From an industry perspective, the donation is very timely as there is a critical shortage of trained RV technicians nationwide. Cooper said with more than 400,000 new RVs sold every year, the industry has been unable to train enough service technicians to meet the demand.
“We could train and certify 1,000 technicians today. Like water in the desert, they would be instantly absorbed by dealerships and mobile service centers,” Cooper said.
He noted NRVTA trained 419 students in its first year of operation, including 71 registered and 13 certified technicians.
Tony Clark, vice president of service operations for the dealership, came up with the idea to donate the trailers last year.

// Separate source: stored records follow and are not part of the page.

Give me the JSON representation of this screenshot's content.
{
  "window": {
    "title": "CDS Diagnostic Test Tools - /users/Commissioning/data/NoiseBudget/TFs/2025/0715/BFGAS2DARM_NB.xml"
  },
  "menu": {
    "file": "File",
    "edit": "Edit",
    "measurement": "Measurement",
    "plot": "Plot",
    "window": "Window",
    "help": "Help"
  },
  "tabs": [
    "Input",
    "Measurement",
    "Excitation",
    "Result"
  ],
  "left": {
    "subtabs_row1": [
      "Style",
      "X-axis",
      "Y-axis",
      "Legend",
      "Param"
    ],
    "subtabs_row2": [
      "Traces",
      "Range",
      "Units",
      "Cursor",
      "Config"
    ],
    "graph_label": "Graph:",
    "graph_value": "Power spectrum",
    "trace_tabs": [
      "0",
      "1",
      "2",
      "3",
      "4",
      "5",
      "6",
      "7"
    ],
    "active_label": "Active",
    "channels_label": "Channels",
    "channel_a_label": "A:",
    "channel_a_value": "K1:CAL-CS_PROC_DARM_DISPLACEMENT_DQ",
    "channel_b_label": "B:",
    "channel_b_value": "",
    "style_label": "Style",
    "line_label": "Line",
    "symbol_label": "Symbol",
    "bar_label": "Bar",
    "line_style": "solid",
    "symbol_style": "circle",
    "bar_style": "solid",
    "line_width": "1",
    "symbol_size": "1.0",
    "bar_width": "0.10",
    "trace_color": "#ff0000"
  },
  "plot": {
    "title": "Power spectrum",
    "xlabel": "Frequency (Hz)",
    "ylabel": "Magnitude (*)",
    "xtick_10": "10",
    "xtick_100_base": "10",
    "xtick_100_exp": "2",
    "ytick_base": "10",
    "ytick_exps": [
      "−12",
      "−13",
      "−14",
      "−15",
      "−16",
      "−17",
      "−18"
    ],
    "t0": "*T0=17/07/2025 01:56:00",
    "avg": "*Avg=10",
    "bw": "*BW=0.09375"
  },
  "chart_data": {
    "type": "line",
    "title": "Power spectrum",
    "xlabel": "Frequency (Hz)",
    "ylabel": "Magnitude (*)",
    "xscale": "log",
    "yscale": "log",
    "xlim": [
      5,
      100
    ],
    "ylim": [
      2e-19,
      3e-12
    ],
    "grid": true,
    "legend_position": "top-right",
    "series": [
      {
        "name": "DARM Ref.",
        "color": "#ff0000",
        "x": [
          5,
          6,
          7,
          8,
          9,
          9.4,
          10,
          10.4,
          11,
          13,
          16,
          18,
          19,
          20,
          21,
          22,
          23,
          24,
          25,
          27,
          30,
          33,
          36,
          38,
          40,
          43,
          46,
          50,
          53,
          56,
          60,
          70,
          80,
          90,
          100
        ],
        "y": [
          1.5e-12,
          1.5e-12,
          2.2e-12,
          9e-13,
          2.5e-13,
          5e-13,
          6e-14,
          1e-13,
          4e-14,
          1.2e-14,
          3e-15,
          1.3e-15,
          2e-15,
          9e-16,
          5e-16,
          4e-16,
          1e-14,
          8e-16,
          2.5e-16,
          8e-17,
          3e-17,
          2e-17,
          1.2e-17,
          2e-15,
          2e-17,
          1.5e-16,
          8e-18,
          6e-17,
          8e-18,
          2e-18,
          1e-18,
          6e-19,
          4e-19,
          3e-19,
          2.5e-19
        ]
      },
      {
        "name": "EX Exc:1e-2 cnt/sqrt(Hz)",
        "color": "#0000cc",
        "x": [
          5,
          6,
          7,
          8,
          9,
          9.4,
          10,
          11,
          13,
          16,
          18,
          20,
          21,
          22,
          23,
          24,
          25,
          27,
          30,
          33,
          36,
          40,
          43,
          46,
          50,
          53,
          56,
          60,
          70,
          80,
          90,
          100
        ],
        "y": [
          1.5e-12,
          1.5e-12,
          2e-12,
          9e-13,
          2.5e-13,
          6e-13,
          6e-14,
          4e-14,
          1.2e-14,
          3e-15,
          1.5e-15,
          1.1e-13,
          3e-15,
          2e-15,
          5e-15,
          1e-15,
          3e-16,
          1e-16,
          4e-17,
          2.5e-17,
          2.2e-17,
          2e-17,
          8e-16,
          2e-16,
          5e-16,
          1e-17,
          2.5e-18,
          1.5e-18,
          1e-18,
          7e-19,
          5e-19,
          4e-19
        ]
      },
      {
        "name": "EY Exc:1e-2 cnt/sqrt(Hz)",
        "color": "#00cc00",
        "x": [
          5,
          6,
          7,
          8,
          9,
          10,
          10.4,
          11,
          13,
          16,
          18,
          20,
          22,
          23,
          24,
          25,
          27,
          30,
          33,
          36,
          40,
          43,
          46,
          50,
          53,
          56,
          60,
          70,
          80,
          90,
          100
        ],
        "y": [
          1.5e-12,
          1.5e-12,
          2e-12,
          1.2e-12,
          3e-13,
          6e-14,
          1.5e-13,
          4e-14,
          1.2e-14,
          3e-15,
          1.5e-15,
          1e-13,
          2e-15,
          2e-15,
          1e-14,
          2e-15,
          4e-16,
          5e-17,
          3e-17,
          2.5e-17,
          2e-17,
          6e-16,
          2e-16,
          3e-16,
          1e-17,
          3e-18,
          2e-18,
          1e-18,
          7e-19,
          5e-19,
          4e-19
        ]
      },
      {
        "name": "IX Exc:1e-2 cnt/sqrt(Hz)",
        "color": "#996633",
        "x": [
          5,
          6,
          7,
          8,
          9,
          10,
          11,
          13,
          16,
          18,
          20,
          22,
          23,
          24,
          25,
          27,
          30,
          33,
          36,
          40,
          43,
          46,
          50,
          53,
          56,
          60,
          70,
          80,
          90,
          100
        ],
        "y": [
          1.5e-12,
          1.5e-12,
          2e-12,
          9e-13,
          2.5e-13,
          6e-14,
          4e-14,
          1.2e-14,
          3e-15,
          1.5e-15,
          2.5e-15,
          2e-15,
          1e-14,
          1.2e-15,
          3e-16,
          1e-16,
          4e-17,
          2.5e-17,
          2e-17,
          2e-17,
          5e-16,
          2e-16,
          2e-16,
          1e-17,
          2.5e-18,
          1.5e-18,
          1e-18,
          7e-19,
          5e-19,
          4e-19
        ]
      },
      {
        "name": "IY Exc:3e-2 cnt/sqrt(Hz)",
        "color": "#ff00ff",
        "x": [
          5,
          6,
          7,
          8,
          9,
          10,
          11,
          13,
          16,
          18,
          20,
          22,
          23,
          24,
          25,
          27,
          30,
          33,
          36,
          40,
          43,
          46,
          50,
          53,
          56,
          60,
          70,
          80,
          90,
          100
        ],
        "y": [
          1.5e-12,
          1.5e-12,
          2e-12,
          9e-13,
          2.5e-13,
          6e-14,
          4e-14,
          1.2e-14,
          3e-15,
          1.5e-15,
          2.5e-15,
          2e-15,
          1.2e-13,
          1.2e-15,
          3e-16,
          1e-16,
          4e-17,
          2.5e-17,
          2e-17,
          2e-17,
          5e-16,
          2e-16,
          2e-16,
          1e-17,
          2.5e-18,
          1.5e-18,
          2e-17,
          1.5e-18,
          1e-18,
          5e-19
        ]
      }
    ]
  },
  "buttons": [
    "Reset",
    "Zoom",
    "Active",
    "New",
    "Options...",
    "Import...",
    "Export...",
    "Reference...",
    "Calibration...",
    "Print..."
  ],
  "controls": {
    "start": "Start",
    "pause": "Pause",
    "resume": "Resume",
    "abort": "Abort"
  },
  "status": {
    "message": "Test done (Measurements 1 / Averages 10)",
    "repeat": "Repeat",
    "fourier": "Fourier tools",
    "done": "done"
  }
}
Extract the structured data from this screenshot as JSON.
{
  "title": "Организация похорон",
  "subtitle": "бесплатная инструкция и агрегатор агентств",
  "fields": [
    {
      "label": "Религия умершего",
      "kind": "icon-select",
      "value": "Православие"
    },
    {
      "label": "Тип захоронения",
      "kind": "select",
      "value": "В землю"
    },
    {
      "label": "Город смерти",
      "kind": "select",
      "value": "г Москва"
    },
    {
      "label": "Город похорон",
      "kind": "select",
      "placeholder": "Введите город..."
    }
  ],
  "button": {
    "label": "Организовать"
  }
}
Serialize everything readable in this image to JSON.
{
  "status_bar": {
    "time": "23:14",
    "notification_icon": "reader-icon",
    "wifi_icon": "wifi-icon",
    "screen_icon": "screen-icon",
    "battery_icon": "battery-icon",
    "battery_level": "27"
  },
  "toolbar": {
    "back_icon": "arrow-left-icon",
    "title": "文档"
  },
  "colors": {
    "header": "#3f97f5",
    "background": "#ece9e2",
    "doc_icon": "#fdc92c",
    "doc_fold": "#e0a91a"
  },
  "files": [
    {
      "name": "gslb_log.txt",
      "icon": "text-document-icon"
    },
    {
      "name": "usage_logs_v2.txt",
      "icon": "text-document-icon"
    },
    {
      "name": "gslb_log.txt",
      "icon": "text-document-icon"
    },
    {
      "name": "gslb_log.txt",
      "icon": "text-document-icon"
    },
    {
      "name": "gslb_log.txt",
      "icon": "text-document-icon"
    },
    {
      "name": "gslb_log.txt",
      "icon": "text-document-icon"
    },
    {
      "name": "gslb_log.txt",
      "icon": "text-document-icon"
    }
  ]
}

“For us, getting training and certification for our staff is important not only to helping our customers, but also in retaining our human resources,” Anthony said. “Our dealership works to keep a career path in front of employees. We always strive to take people to a new level.
“The more training and experience our people get, the more money they make and the more confident they become,” he said. “The better trained they are, the faster they can diagnose and repair RVs. Everyone wins. From Ron Hoover and his sons, Chris and Dustin, the owners have always made a strong commitment to training.”
In addition to the new travel trailers, the dealership also donated a collection of older parts.
“A lot of RV dealerships are okay with giving away product which is old and they don’t want any more,” Clark said, “but how does that help train people to fix the more complicated and sophisticated equipment produced by the industry?”
“When working on old trailers, students can still learn how to check components. But, by giving NRVTA the new trailers, we knew that Terry could train technicians to work with the most modern equipment,” he said. “With power awnings, tongue jacks, hydraulic levelers and slide-outs, solar panels and other upgraded electric components that use high-tech computer systems, technicians need to know how to diagnose and repair all of that, too.”